A motor has a certain amount of mass that must be accelerated to the speed required to do the work. The object being moved also has some mass. The force to accelerate this mass is referred to as starting torque. There also may be some other resistance that must be overcome. This combination of starting torque and any additional restriction is referred to as break-away torque. For example, an auger moving feed to cattle must overcome its own mass and also the natural stiction of the feed. Once the motor gets up to speed, the resistance drops, and a lower torque is required to keep the load moving. This is running torque.
The stall torque is the maximum motor force, based on the pressure available and the displacement of the motor. It is the resistive force that will cause the motor to stop turning. The stall torque must be higher than the break-away torque but must be limited for the safe operation of the equipment and/or the limitations of the motor.
The geometry of most hydraulic motors is such that there are variations in torque as the motor rotates. This is called torque ripple. A 9 piston, high speed/low torque, axial piston motor will have 9 pulses of energy for every revolution.

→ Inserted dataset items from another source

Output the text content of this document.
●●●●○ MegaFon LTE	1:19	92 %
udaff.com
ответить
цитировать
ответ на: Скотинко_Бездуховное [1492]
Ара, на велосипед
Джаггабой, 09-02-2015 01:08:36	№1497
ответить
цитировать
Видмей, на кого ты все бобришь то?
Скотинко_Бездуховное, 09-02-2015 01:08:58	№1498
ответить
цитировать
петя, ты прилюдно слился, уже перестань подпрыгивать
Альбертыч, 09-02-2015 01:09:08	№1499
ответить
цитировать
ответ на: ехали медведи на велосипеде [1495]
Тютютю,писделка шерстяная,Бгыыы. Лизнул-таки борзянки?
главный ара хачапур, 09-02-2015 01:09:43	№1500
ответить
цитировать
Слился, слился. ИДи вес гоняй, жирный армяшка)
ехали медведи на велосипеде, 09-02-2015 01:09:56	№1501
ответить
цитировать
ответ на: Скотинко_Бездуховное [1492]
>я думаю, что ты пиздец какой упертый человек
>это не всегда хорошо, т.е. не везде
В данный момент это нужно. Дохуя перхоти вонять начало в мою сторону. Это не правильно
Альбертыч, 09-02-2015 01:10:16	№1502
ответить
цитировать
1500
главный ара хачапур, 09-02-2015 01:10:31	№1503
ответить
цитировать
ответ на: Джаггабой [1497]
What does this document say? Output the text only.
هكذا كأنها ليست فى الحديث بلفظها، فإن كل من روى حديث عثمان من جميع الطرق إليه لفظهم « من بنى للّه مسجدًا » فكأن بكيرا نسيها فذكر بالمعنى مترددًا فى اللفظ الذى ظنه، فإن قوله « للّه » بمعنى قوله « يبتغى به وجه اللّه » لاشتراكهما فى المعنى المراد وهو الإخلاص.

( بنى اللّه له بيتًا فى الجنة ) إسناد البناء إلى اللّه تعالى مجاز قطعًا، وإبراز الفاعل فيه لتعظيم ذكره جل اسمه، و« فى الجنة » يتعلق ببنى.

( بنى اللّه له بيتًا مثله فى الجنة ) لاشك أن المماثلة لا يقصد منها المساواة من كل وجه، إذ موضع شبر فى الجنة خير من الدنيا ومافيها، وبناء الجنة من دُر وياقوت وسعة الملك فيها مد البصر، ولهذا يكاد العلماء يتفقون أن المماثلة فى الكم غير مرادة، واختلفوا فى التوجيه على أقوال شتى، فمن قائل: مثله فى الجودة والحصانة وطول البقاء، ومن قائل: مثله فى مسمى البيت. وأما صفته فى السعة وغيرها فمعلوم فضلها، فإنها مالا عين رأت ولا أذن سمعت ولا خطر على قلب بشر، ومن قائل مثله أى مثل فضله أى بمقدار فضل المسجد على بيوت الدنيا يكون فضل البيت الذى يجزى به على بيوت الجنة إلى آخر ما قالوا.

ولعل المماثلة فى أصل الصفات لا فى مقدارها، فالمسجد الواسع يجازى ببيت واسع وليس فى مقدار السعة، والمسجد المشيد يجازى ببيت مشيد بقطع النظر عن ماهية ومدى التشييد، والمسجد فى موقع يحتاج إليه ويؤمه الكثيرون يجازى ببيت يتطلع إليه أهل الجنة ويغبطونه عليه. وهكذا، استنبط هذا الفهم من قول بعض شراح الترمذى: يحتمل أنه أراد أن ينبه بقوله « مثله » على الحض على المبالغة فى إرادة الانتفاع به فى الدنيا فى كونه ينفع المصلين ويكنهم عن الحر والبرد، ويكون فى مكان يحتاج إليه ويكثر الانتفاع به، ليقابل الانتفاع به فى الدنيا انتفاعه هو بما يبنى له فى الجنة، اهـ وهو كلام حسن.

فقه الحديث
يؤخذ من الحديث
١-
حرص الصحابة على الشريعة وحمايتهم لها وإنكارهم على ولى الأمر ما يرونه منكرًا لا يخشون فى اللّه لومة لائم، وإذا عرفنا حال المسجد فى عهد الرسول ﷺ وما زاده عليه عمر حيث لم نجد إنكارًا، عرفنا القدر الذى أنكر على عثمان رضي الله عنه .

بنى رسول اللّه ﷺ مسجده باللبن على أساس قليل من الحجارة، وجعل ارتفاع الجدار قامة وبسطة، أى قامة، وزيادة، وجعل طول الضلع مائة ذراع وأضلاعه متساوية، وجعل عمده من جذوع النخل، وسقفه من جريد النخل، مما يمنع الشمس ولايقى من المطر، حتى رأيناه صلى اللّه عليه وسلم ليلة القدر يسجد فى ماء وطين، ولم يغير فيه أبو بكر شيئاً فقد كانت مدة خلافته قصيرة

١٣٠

At 1,550 rpm, the pulses would be at 232 Hz and may have very little impact. A 6 lobe, low speed/high torque motor at 50 rpm will have a torque ripple of 5 Hz. At this low rpm, this torque ripple sometimes referred to as cogging, may influence process control.
When specifying a motor, it is important to include the maximum necessary starting torque as well as the running torque. If only the running torque is calculated, the motor may stall or be very slow in reaching the proper working velocity. When specifying a motor, it is important to include the maximum necessary break away torque as well as the running torque. If only the running torque is calculated, the motor may stall or be very slow in reaching the proper working speed.
For example, given an auger with a running torque of 400 Nm (3,540 lb-in) at 1,200 rpm, and an available pressure of 21 MPa (3,045 psi), a hydraulic motor must be chosen that can accelerate its own mass as well as overcome the stiction of the of the product being transferred. The manufacturer’s specifications say the motor will require an additional 10% pressure for start-up. The product stiction will require an additional 15% torque.
The required breakaway torque for this application is arrived at by multiplying the running torque required by the manufacturer’s data stating that 10% additional torque is necessary to overcome the inertia and mechanical friction internal to the motor which is the starting torque. This starting torque value of the motor is then multiplied by the additional amount of torque that is required to overcome the feed auger at rest which was given at 15%.
400 Nm (3,540 lb-in) × 110% × 115% or 506 Nm (4,478 lb-in)
Using equation 2.2, the displacement of the motor required to perform the work at the given maximum pressure available can be calculated.
1. Comparing starting torque to running torque:
A. These are different terms for the same thing.
B. Starting torque is lower than running torque.
C. Starting torque is higher than running torque.
D. Starting torque does not need to be considered when sizing a hydraulic motor.
E. Stiction has no impact on the torque requirements.
1C